Мы смутились, не зная с чего начать и что ему ответить. Поль нам нравился. Мы дружили с ним; он многое для нас сделал. В подобной ситуации требовалось большое красноречие.
- Мы разорвали средневековые цепи, опутавшие наши умы, и хотим жить как хозяева своей судьбы! - прокричал я как матрос на митинге. - Сейчас не десятый век, а двадцатый! Долой религию! Да здравствует наука!
Арсен, самый старший из нас, - у него уже пробивался первый пушок, - ударил кулаком по столу Поля:
- Дайте нам по двести рублей и свидетельство об окончании с хорошими оценками, да побыстрей! Хватит с нас ложного образования!
Арсен никогда не получал хороших оценок, он был плохим учеником. Но сейчас это был лев рыкающий. Заговорил Ваган:
- Мы открыли для себя истину и отныне отказываемся верить в ложь! Век мефистофелевской лжи окончен. - Он покраснел. Он всегда краснел. В последнее время руки и ноги у него стали очень длинными, на лице появились прыщи.

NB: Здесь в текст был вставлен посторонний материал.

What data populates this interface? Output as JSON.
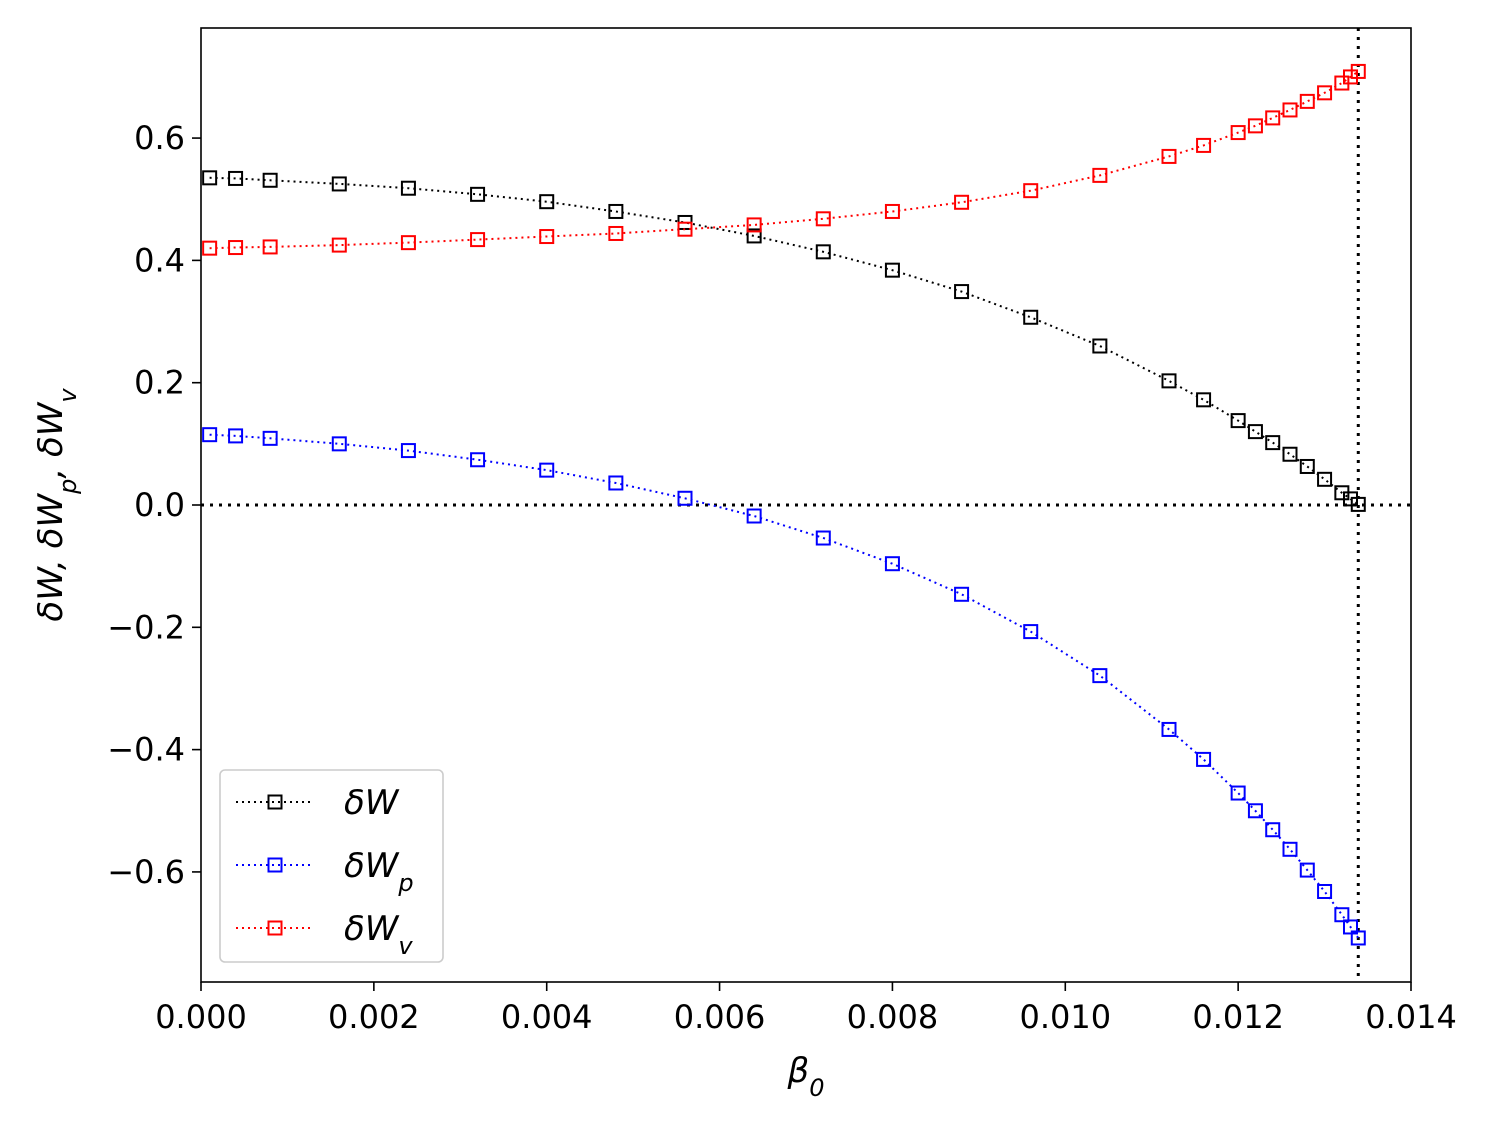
{
  "chart_data": {
    "type": "line",
    "title": "",
    "xlabel": "β",
    "xlabel_sub": "0",
    "ylabel_parts": [
      {
        "t": "δW",
        "sub": ""
      },
      {
        "t": ", δW",
        "sub": "p"
      },
      {
        "t": ", δW",
        "sub": "v"
      }
    ],
    "xlim": [
      0.0,
      0.014
    ],
    "ylim": [
      -0.78,
      0.78
    ],
    "x_ticks": [
      0.0,
      0.002,
      0.004,
      0.006,
      0.008,
      0.01,
      0.012,
      0.014
    ],
    "x_tick_labels": [
      "0.000",
      "0.002",
      "0.004",
      "0.006",
      "0.008",
      "0.010",
      "0.012",
      "0.014"
    ],
    "y_ticks": [
      -0.6,
      -0.4,
      -0.2,
      0.0,
      0.2,
      0.4,
      0.6
    ],
    "y_tick_labels": [
      "−0.6",
      "−0.4",
      "−0.2",
      "0.0",
      "0.2",
      "0.4",
      "0.6"
    ],
    "reference_lines": {
      "horizontal_y": 0.0,
      "vertical_x": 0.01339
    },
    "legend_position": "lower-left",
    "x": [
      0.0001,
      0.0004,
      0.0008,
      0.0016,
      0.0024,
      0.0032,
      0.004,
      0.0048,
      0.0056,
      0.0064,
      0.0072,
      0.008,
      0.0088,
      0.0096,
      0.0104,
      0.0112,
      0.0116,
      0.012,
      0.0122,
      0.0124,
      0.0126,
      0.0128,
      0.013,
      0.0132,
      0.0133,
      0.01339
    ],
    "series": [
      {
        "name": "δW",
        "name_sub": "",
        "color": "#000000",
        "values": [
          0.535,
          0.534,
          0.531,
          0.525,
          0.518,
          0.508,
          0.496,
          0.48,
          0.462,
          0.44,
          0.414,
          0.384,
          0.349,
          0.307,
          0.26,
          0.203,
          0.172,
          0.138,
          0.12,
          0.102,
          0.083,
          0.063,
          0.042,
          0.02,
          0.01,
          0.001
        ]
      },
      {
        "name": "δW",
        "name_sub": "p",
        "color": "#0000ff",
        "values": [
          0.115,
          0.113,
          0.109,
          0.1,
          0.089,
          0.074,
          0.057,
          0.036,
          0.011,
          -0.018,
          -0.054,
          -0.096,
          -0.146,
          -0.207,
          -0.279,
          -0.367,
          -0.416,
          -0.471,
          -0.5,
          -0.531,
          -0.563,
          -0.597,
          -0.632,
          -0.67,
          -0.69,
          -0.708
        ]
      },
      {
        "name": "δW",
        "name_sub": "v",
        "color": "#ff0000",
        "values": [
          0.42,
          0.421,
          0.422,
          0.425,
          0.429,
          0.434,
          0.439,
          0.444,
          0.451,
          0.458,
          0.468,
          0.48,
          0.495,
          0.514,
          0.539,
          0.57,
          0.588,
          0.609,
          0.62,
          0.633,
          0.646,
          0.66,
          0.674,
          0.69,
          0.7,
          0.709
        ]
      }
    ]
  }
}
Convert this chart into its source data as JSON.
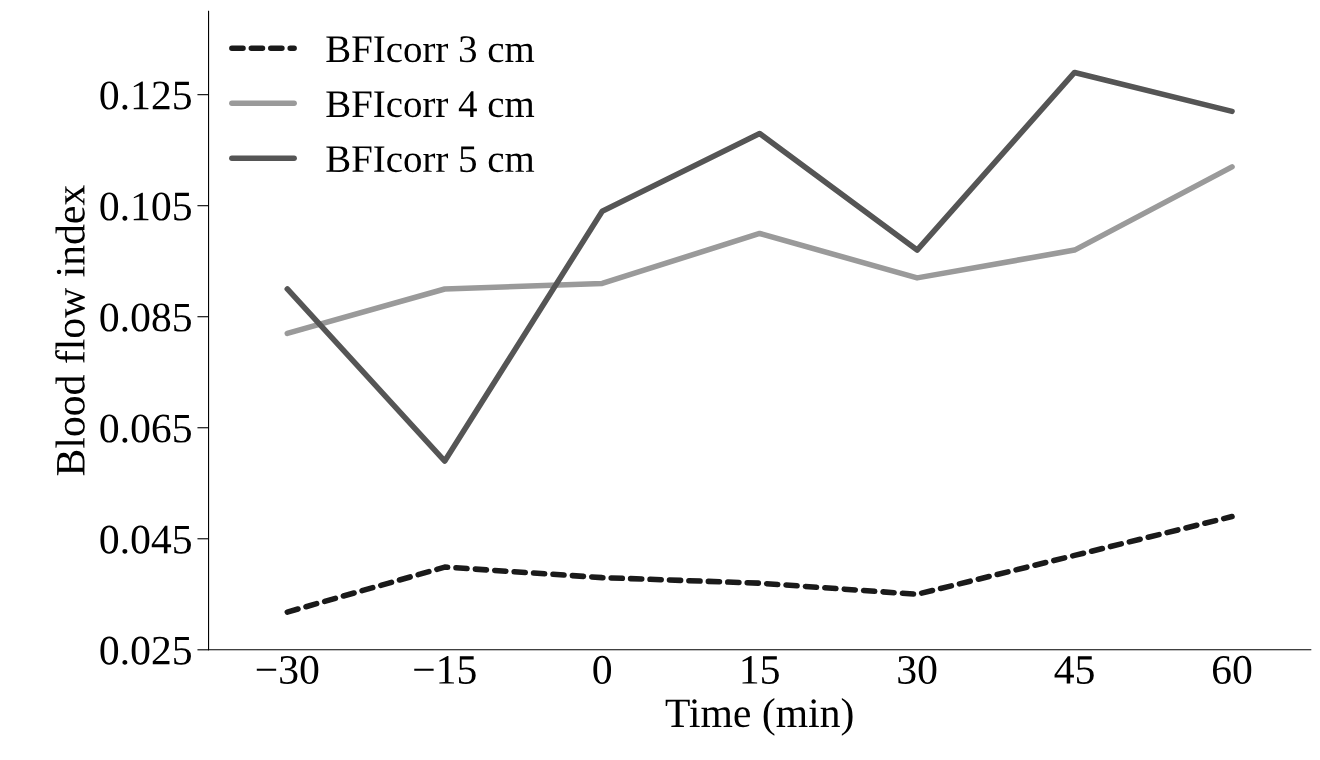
{
  "chart_data": {
    "type": "line",
    "xlabel": "Time (min)",
    "ylabel": "Blood flow index",
    "categories": [
      "−30",
      "−15",
      "0",
      "15",
      "30",
      "45",
      "60"
    ],
    "series": [
      {
        "name": "BFIcorr 3 cm",
        "color": "#1a1a1a",
        "line_style": "dashed",
        "values": [
          0.0318,
          0.0399,
          0.038,
          0.037,
          0.035,
          0.042,
          0.049
        ]
      },
      {
        "name": "BFIcorr 4 cm",
        "color": "#9a9a9a",
        "line_style": "solid",
        "values": [
          0.082,
          0.09,
          0.091,
          0.1,
          0.092,
          0.097,
          0.112
        ]
      },
      {
        "name": "BFIcorr 5 cm",
        "color": "#555555",
        "line_style": "solid",
        "values": [
          0.09,
          0.059,
          0.104,
          0.118,
          0.097,
          0.129,
          0.122
        ]
      }
    ],
    "ylim": [
      0.025,
      0.14
    ],
    "yticks": [
      0.025,
      0.045,
      0.065,
      0.085,
      0.105,
      0.125
    ],
    "grid": false,
    "legend": "top left",
    "marker": "none"
  }
}
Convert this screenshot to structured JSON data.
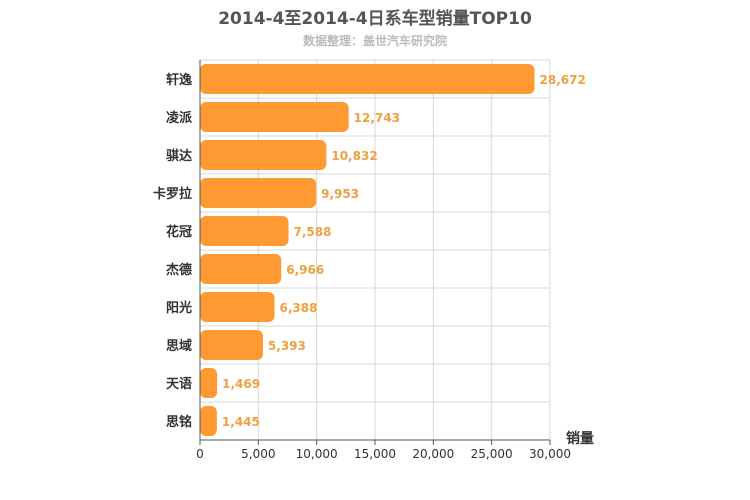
{
  "chart_data": {
    "type": "bar",
    "orientation": "horizontal",
    "title": "2014-4至2014-4日系车型销量TOP10",
    "subtitle": "数据整理：盖世汽车研究院",
    "xlabel": "销量",
    "categories": [
      "轩逸",
      "凌派",
      "骐达",
      "卡罗拉",
      "花冠",
      "杰德",
      "阳光",
      "思域",
      "天语",
      "思铭"
    ],
    "values": [
      28672,
      12743,
      10832,
      9953,
      7588,
      6966,
      6388,
      5393,
      1469,
      1445
    ],
    "value_labels": [
      "28,672",
      "12,743",
      "10,832",
      "9,953",
      "7,588",
      "6,966",
      "6,388",
      "5,393",
      "1,469",
      "1,445"
    ],
    "xlim": [
      0,
      30000
    ],
    "xticks": [
      0,
      5000,
      10000,
      15000,
      20000,
      25000,
      30000
    ],
    "xtick_labels": [
      "0",
      "5,000",
      "10,000",
      "15,000",
      "20,000",
      "25,000",
      "30,000"
    ],
    "bar_color": "#ff9a33",
    "label_color": "#f0a040",
    "grid": true
  }
}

Ему было пятнадцать лет. До приезда сюда он посещал французскую школу.
- В век просвещения и разума… - запальчиво начал было мой брат Оник, но Поль прервал его:
- Вы что, мальчики, с ума сошли? - Он откинулся на спинку стула и, прищурившись, стал нас изучать.
- Нет, просто образумились, - сказал я.
- Мы оставляем школу и переезжаем в другой город, - сказал Оник.
- Какой город, где? - спросил Поль, проводя рукой по чёрным блестящим волосам.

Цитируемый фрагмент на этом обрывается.